Chroniques

Un vendredi par moi

Le contraire aurait étonné : Les principales forces politiques du pays ont réagi au lancement du Mouvement de tous les Démocrates (MTD) avec la fébrilité du chat échaudé. Si l’Istiqlal de Abbas El Fassi a observé un silence politiquement opportun, le tir de barrage des autres a directement porté sur Fouad Ali El Himma, pivot du mouvement. C’est un proche du Roi ! Un crime ? Tant s’en-faut, mais l’argument sous-tendant la remarque est vicieux. Cette proximité avec la clé de voûte du pouvoir fait craindre l’eau froide. Qu’a dit justement Fouad Ali El Himma, un soir de Ramadan, au débat d’Al Massa’e ? Il est urgent de cesser de lire le présent avec les lunettes du passé ! D’aucuns ne voient pas les choses ainsi, mais ils seraient mieux avisés d’accorder le préjugé favorable, d’autant plus qu’aucun acte «politiquement délictueux» n’a été consommé. Autrement on est dans le procès d’intention. L’ancien premier secrétaire de l’USFP, qui pressentait le mouvement, a eu dans ce sens une attitude pertinente. S’exprimant le 12 janvier devant le conseil national de son parti, il a invité, instruit par son expérience, ses camarades à «éviter une lutte donquichottienne contre les libéraux modernistes». Car il y a mieux à faire par et pour chacun des partis à la lumière des résultats des législatives de 2007 : se reconstruire, il y a urgence.
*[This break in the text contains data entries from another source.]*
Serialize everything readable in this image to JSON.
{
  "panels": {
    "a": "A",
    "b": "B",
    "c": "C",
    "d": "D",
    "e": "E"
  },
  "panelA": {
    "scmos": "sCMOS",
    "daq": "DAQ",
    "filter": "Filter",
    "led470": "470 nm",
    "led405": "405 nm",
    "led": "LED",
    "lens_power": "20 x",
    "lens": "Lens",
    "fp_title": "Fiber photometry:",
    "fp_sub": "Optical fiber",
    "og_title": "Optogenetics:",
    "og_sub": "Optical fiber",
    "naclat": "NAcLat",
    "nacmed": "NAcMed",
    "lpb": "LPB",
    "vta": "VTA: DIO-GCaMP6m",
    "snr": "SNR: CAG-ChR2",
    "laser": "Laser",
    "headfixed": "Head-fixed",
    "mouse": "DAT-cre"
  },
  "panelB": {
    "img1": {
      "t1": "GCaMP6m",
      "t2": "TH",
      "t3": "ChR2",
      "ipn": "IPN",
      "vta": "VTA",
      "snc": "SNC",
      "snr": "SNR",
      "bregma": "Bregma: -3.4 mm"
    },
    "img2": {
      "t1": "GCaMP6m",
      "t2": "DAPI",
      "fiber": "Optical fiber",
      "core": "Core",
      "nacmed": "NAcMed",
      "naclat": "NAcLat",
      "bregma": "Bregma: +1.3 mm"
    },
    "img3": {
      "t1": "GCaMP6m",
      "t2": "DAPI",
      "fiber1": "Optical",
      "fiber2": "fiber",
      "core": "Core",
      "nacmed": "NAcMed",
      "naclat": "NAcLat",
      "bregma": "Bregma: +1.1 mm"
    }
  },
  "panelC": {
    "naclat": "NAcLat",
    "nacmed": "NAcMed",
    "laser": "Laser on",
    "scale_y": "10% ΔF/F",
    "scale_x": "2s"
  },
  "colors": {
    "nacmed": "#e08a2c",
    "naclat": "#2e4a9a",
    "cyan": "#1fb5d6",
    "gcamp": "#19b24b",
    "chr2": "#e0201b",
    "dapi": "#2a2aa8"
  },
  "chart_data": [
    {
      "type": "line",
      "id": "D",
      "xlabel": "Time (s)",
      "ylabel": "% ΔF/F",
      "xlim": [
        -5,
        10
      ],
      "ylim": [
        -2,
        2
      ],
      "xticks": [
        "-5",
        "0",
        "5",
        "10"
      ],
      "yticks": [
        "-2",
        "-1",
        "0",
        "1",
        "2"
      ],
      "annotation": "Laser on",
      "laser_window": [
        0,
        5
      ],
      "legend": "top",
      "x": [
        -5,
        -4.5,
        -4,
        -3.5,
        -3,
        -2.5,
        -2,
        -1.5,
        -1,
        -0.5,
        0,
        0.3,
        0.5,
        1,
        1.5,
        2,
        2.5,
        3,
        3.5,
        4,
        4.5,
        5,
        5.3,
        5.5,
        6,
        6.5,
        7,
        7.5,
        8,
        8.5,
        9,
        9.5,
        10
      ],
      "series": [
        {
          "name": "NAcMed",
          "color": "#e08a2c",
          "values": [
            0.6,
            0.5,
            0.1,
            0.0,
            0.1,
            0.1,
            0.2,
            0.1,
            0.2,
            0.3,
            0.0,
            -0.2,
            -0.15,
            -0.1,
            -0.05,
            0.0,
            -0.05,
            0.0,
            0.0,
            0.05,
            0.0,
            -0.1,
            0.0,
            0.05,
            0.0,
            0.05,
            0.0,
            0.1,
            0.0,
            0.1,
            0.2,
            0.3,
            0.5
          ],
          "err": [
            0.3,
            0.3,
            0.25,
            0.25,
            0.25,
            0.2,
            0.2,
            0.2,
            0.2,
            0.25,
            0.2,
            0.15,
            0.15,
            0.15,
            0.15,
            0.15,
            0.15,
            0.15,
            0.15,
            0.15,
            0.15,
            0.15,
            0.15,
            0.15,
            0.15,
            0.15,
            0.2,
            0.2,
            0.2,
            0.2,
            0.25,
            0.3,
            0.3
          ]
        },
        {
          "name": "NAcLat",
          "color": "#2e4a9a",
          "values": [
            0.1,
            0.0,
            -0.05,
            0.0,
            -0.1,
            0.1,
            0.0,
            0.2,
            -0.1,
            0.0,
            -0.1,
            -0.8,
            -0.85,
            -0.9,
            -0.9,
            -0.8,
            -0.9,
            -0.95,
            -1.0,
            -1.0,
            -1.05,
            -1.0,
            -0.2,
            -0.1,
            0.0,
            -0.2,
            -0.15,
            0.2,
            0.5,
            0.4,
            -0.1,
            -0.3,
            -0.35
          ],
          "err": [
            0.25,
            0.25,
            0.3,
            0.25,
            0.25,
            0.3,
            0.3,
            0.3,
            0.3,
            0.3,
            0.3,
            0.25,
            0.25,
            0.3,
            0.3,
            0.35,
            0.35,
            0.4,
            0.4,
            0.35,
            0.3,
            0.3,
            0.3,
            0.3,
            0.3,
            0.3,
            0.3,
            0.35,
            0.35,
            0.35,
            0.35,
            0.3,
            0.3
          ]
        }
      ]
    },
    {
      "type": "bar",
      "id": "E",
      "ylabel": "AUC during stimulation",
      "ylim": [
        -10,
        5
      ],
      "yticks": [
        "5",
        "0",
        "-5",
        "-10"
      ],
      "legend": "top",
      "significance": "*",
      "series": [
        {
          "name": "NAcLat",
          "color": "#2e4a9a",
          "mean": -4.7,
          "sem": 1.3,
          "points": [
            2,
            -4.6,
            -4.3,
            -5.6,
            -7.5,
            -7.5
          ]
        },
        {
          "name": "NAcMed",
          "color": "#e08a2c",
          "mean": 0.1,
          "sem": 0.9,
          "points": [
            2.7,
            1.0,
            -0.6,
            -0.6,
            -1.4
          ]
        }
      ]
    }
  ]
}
Derrière les appréhensions se profile tout naturellement, 1963, le FDIC d’Ahmed Reda Guedira, d’Ahardane et d’autres Khattib. Se profile aussi, 1977, le RNI d’Ahmed Osmane. Se profile encore, 1983, l’UC de Maâti Bouabid. Mais entre les pratiques de l’époque et celles d’aujourd’hui, deux différences de taille s’imposent. La première se rapporte à l’acte de naissance, la seconde à son contexte politique. Même si le RNI avait attendu l’entrée parlementaire pour se constituer en rassemblement, sa formation, de par la candidature dite indépendante et la couleur blanche commune à ses candidats, fut bel et bien un montage préélectoral. Plus tard, l’UC, à l’image de son ancêtre le FDIC, a consisté en un assemblage de dernière minute lancé à l’assaut du Parlement. La méthode, dans son ensemble, se résumait à une préfabrication des majorités. Pour prendre forme, le MTD de Fouad Ali El himma a pris le parcours inverse en attendant le déroulement du scrutin et la formation du gouvernement. La démarche exprime bien ce qu’elle entend signifier. Si comme on le lui prête, le MTD tend à se transformer en parti, il semble inscrire sa mue dans le temps d’un mandat législatif pour prendre loyalement racine dans la légitimité populaire en s’exposant, sur une durée de cinq ans en principe, à l’interpellation et au débat. En la restituant dans son contexte politique, différent du passé, l’opération MTD améliore son originalité. L’apaisement des rapports entre le pouvoir, contesté pratiquement jusqu’à l’adoption de la constitution de 1996, et les partis issus du mouvement national, qui pouvait alors se targuer d’une influence certaine, a profondément modifié la donne. Consolidé depuis 2002 par l’éloignement de plus en plus du Maroc des rivages de la manipulation des urnes, le contexte actuel se prête mieux à la compétition régulière. L’équation qui en découle est toute simple. Une inconnue de 70% des électeurs qui ne s’est pas reconnue dans les programmes en présence, est à redécouvrir. C’est dire qu’elle laisse du champ à qui veut. Si l’initiative du MTD peut en prendre une part, contribuer par la même occasion à la rénovation de la vie et de l’action politiques, et si, chemin faisant, elle amène les partis à se revisiter, ce ne sera que du bonheur.